An Existentialist Approach to Madness

Written by Amanda Smith

On the evening of April 23rd, the last lecture of the Mysterium Hunanum Studies on Madness commenced. Presented by Craig Vasey was the series last topic: An Existentialist Approach to Madness.

Vasey started off  his presentation with the word “madness” asking the audience what does the word mean exactly, if we could put one single definitive definition to it. He explains that it’s just a word, it can cover an array of things from physical imbalances or disturbance in the mind. He further explained that it can’t be but into a single definition, he says describing the madness is like describing what love means. It’s hard to determine a significant single meaning for it. He jokes adding, “Madness is a linguist black hole.”

Vasey then goes into an overview of his main point about the research he found on Freud theories looking at literary works made by Freud’s colleague, Michael Thompson. Thompson wrote “The Truth about Freud’s Technique”where we explore the idea that there is no such thing as mental illness because it is not a proper medical condition, or as Vasey says, “mental illness is a metaphor, a mapping of medical talk and values (concerning physical suffering and its cause) onto behavior, feelings, thought, consciousness-experience” In culture today, he explains, that mental illness is just a term we have accepted. That we as a society want to make it seem that there is a cure to mental illness, that it something we need to find a solution to. But in reality, we are only helping someone who is suffering, suffer less. Whether it be throughs medically prescribed drugs or therapy. Overall, showing us that the medical field is in charge of mentally ill individuals.

To introduce the findings of Freud’s time, Vasey gave a brief background but how 1780’s the idea of moral treatment came along, a “remarkable step forward in treating such people as human beings who need help from society,”  Vasey exclaims sarcastically, meaning that instead of treating mentally ill people as criminals, entertainment, and animals, we treated them like humans that need help. When psychoanalyst started to treat these individuals they thought that the body or mind was intervened by the gods of evil spirits, had a failure to control appetites and desires, or possessed by the devil. These ‘findings’ were then resulting in private institutionalization because they were too much too handle or states were sponsoring warehousing to try techniques to control these mental ill patients. But then came Freud.
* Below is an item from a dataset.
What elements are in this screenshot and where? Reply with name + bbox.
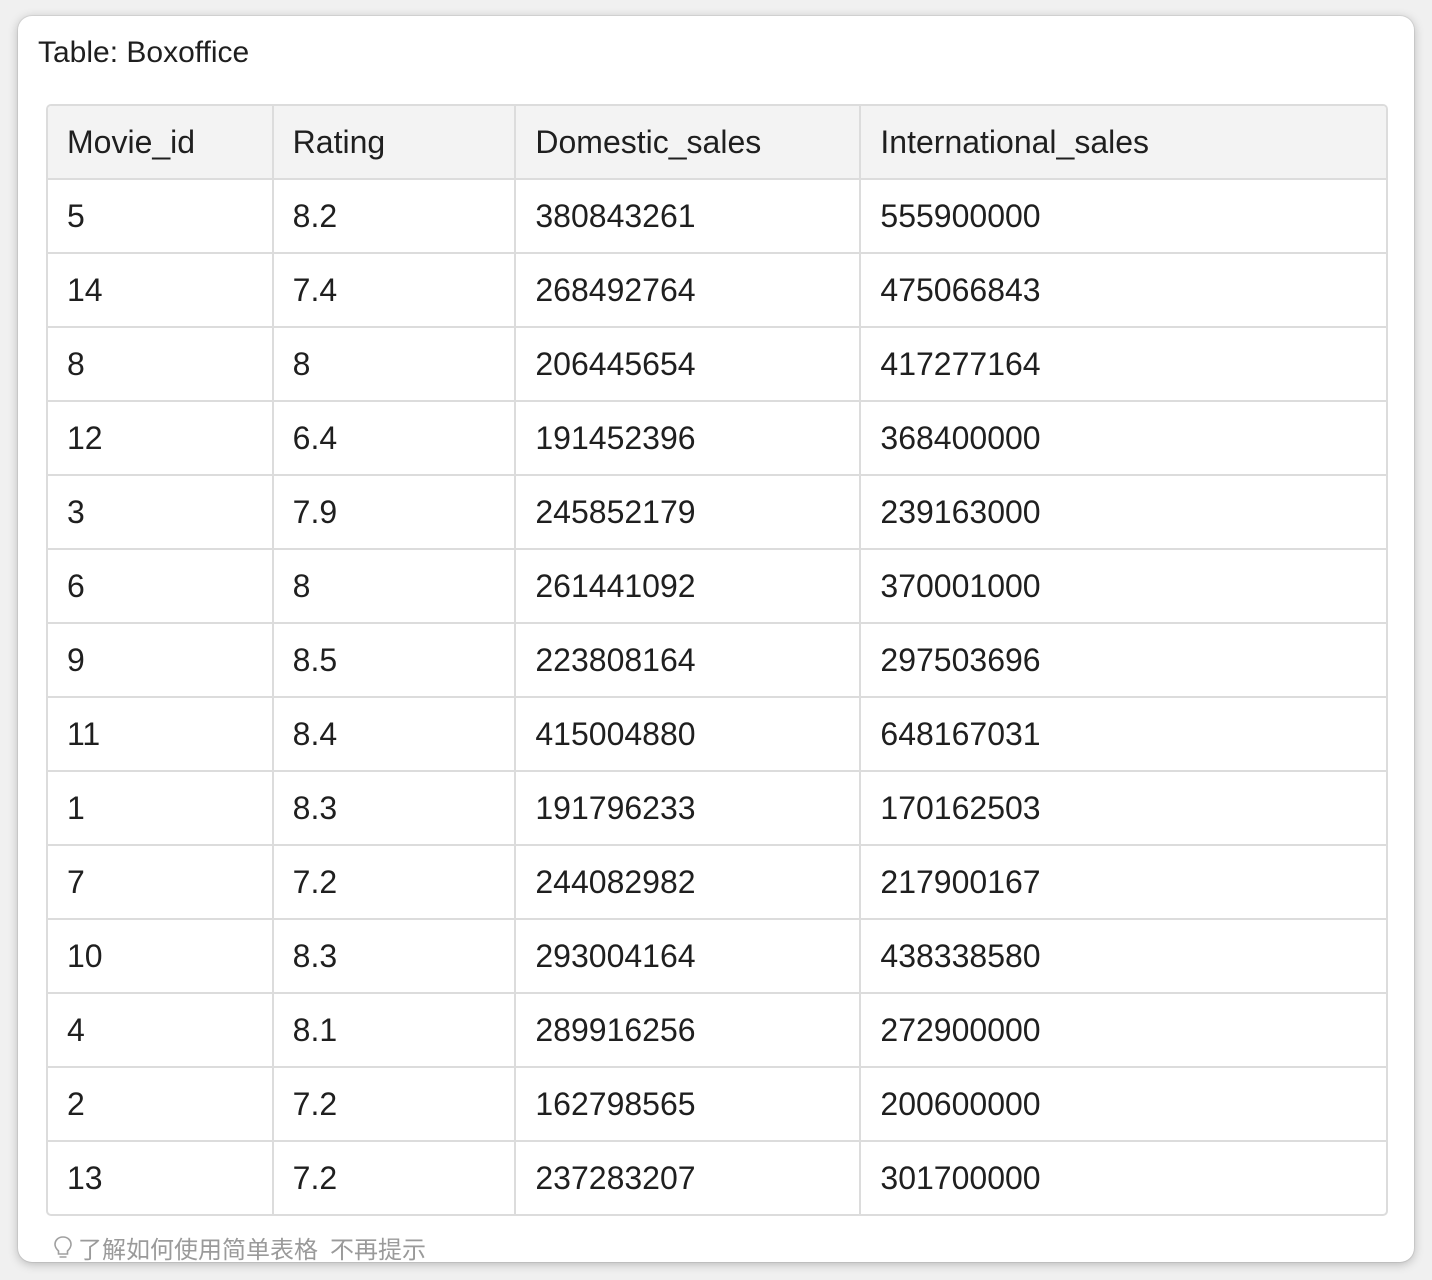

As Thompson had put it, “Freud believed people developed hysteria and neurosis because they have been traumatized by unrequited love in their childhoods. He was the first to recognize that our parents, in fact all our relationships, have on us and our capacity to love is also the source of the most profound suffering.” From then on, Freud would consider this notion with tests and therapy sessions that would, as Vasey says, reach the repressed memories or thoughts that are causing the suffering by paying attention to the patients concerns in order to help them. Vasey explained that in repression, one is not aware of the memories, and that the mind is actively working to keep those memories repressed.

Though this concept was hard to grasp for the audience, we all were astounded by the evidence found in Thompson work. Thompson wrote, that there was a woman who was temporarily blind, paralyzed, and would not drinking water and was very unhealthy due to the fact. After Freud had put her under hypnosis she grumbled about her english lady companion, saw the lady’s dog drinking out of her glass, but didn’t want to be impolite so she didn’t say anything, she asked for a drink of water, and then woke up with the glass to her lips and never was disturbed again by this experience.

From this, Vasey would explain the difficulty of a psychoanalysis. Which can be explain with the “three humiliations of human narcissism at the hands of science.” Those three concepts being: cosmological, biological, and psychological. cosmological is the past time revelation that we used to think the earth was the center of the universe and god put us there. But was it’s actually true is that the sun is the center, thanks to Copernicus. Biological humiliation was when the human race thought they were a supernatural being, but Darwin provided a different opinion, evolution. Finally, what this lecture is focused on is the psychological humiliation. We think that we are in control of our mind, but according to Freud and Vasey “you’re not the master of your own house and the ego cannot control its drives.” The mind represses things, and they may come back to torment you, but overall we are not in control.

Vasey then extend is notion, that we don’t control our thoughts, and ties in the beliefs/themes of existentialism. One of these themes was anxiety. We have so many anxieties that we repress, because we are a race that is aware of ourselves, cares we exists, and knows that we will die. Amongst these fairly important anxieties we also  carry around the question of life: what is the meaning of human existence? What kind of being is human being? We have heightened our awareness of our existence, that we developed the distractions of everyday life. Whether it be through tasks or through keeping busy with multiple activities, we absorbed ourselves in things, to keep our minds away from the anxieties, which is an understandable reaction, it’s not a mental illness, it is a part of life. Vasey calls this repression of anxieties, ontological insecurity. Vasey also briefly pointed out that we have become a generation of understanding of everyone’s weirdness, because we all have troubles.

The final conclusion of Vasey’s lecture was that Freud findings makes sense. We all really do repress our memories and anxieties, there is a subconscious we cannot access directly, and that being like this is not medically related at all, or as one student suggested, “we are all mad here.”